A burned body and a man executed with a bullet to the head in Ciudad Juárez, nine dead and four wounded by gunshots in the Sinaloa region, and four corpses featuring “messages” from the narcos in Acapulco, the second most violent city in the world after Caracas.
In Mexico, 2017 has been the worst year of the past two decades. According to the Ministry of the Interior, in the period from January to November, the number of murder victims was 26,573. October broke the record with 2,764 murders, but the average has remained at more than 2,000 per month during the year, which will end with over 28,000 dead. Thirty percent of all cases are concentrated in four Mexican states (Baja California, Guerrero, Estado de México and Veracruz), but no region is immune from the violence that has become a structural feature.

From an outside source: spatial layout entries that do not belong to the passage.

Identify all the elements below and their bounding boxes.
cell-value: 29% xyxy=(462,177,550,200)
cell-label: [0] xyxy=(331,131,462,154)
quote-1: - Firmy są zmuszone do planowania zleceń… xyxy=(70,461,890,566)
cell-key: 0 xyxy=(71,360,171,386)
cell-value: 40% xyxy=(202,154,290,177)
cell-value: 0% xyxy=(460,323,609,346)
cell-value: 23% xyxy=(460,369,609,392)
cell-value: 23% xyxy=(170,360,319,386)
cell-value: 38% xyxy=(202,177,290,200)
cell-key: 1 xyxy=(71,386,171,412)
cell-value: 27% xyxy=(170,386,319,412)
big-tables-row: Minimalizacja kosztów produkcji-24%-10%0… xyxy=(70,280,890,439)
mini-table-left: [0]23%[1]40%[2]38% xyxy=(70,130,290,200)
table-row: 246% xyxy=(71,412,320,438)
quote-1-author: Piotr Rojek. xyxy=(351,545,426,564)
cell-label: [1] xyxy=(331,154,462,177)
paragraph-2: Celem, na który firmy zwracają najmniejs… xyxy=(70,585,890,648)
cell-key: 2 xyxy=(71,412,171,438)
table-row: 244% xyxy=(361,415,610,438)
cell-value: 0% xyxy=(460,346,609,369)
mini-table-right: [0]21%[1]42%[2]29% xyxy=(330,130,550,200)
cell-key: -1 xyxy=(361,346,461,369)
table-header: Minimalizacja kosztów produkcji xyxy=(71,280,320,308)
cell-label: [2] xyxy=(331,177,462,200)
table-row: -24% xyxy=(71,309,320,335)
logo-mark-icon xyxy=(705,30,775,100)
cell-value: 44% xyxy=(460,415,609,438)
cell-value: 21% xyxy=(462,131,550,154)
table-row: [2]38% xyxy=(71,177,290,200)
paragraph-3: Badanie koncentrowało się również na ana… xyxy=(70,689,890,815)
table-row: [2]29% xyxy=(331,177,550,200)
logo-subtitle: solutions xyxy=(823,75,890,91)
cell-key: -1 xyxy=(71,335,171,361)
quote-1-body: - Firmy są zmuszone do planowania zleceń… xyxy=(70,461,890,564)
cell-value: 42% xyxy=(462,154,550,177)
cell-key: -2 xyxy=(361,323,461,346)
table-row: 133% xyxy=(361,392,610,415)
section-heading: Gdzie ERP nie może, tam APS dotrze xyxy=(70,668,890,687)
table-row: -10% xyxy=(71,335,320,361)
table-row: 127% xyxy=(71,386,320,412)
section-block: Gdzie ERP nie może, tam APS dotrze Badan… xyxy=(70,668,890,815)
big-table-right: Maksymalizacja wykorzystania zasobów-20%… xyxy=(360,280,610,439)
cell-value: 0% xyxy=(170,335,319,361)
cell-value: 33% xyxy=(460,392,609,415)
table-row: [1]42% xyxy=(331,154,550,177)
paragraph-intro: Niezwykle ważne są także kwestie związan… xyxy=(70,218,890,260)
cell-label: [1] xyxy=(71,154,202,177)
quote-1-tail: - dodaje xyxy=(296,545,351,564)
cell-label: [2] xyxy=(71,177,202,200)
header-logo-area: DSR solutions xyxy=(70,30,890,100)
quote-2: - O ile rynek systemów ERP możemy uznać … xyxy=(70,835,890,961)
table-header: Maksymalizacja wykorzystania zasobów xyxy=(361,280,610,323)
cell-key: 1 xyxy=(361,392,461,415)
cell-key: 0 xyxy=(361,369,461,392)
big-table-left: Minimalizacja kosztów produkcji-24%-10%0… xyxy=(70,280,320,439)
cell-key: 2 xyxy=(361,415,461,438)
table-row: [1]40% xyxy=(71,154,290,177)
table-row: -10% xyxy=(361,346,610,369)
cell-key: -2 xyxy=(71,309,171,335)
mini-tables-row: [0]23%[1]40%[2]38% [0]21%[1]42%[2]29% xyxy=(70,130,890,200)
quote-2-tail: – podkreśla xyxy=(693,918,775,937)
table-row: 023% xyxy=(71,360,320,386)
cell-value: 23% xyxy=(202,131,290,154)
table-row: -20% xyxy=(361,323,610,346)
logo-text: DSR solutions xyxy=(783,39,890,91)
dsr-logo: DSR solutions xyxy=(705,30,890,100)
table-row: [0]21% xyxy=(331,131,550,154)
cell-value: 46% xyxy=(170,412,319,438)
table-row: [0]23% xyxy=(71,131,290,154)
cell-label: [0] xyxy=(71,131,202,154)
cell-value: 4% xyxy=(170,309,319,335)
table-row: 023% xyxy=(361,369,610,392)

The death toll is worse than in 2011, the most terrible year of the “war on drugs” in the era of President Felipe Calderón, when 27,199 murder victims were recorded—a rate of 24 per 100,000 inhabitants. According to the National Institute of Statistics, in the 11 years of militarized fighting against the drug cartels there have been 240,000 murders and an impressive number of desaparecidos (disappearances)—nearly 35,000 people.
It is difficult to determine exactly how many of these high-impact crimes are actually attributable to this internal conflict and how many are instead related to other factors, but according to the officials of the Calderón and Peña governments, about 70 percent of the violent deaths in the country are attributable to organized crime or to the police and military forces deployed across the territory. All the while, up until 2007—before the “narco war” strategy was fully implemented—murder rates in Mexico were at historic lows, around eight per 100,000 inhabitants, a figure comparable, for instance, with the murder rate in the U.S.
According to Mike Vigil, a former agent of the U.S. Drug Enforcement Agency and an expert in the fight against organized crime, there are various reasons for the surge in killings, but the main ones are the fragmentation of large cartels into smaller and more violent cells, fighting each other for control of the areas where illicit crops are cultivated, and also the corruption of the law enforcement bodies.
With a tweet sent on Jan. 8, 2016, President Enrique Peña Nieto celebrated the third recapture of the head of the Sinaloa cartel, nicknamed “El Chapo,” who had made the government look like fools six months earlier with his escape from a maximum security prison and with the airing of an interview with him by the actors Sean Penn and Kate del Castillo. “Mission accomplished: We have him. I want to inform the Mexican people that Joaquín Guzmán has been arrested.”
The cartel boss was extradited to the U.S. in January, but his organization remains active under the leadership of his sons, Iván Archivaldo and Alfredo, his brother Aureliano, and his old partner Ismael El Mayo Zambada.
The case of “El Chapo” is the most famous, but no less than 107 of the 122 most dangerous Mexican criminals have been killed or arrested in recent years. However, the violence and drug trafficking have not seen any decrease. Therefore, is clear that “the leaders are not as important for their operations as the government expects, the criminal organizations are fragmenting but do not disappear, and they enter into deadly conflicts until a new boss, or several, arises to replace the former,” according to a recent report by the American Congress Research Service (CRS).
“The large hierarchical groups, such as the Medellín or Cali cartels in Colombia, are gone. Today, the leaders have realized that in order to survive they need not only to internationalize and associate with other groups, but also to divide themselves into cells,” Ricardo Ravelo, a Mexican journalist and expert in security and narcos, explained to il manifesto.
Peña’s preferred solution, based on the criminalization of drug use and the deployment of the armed forces, legitimized by the recent approval of a law that expands the functions of the military in the area of public safety, has only made the situation worse. “Faced with this situation, in which it is obvious that organized crime is undergoing a boom, the Peña government has done nothing,” Ravelo explains. “Without a clear plan to curb the violence, the country is moving toward becoming a ‘mafiocracy’ where organized crime can do everything it wants: impose candidates, finance election campaigns, do their business undisturbed, and enjoy full security and impunity.”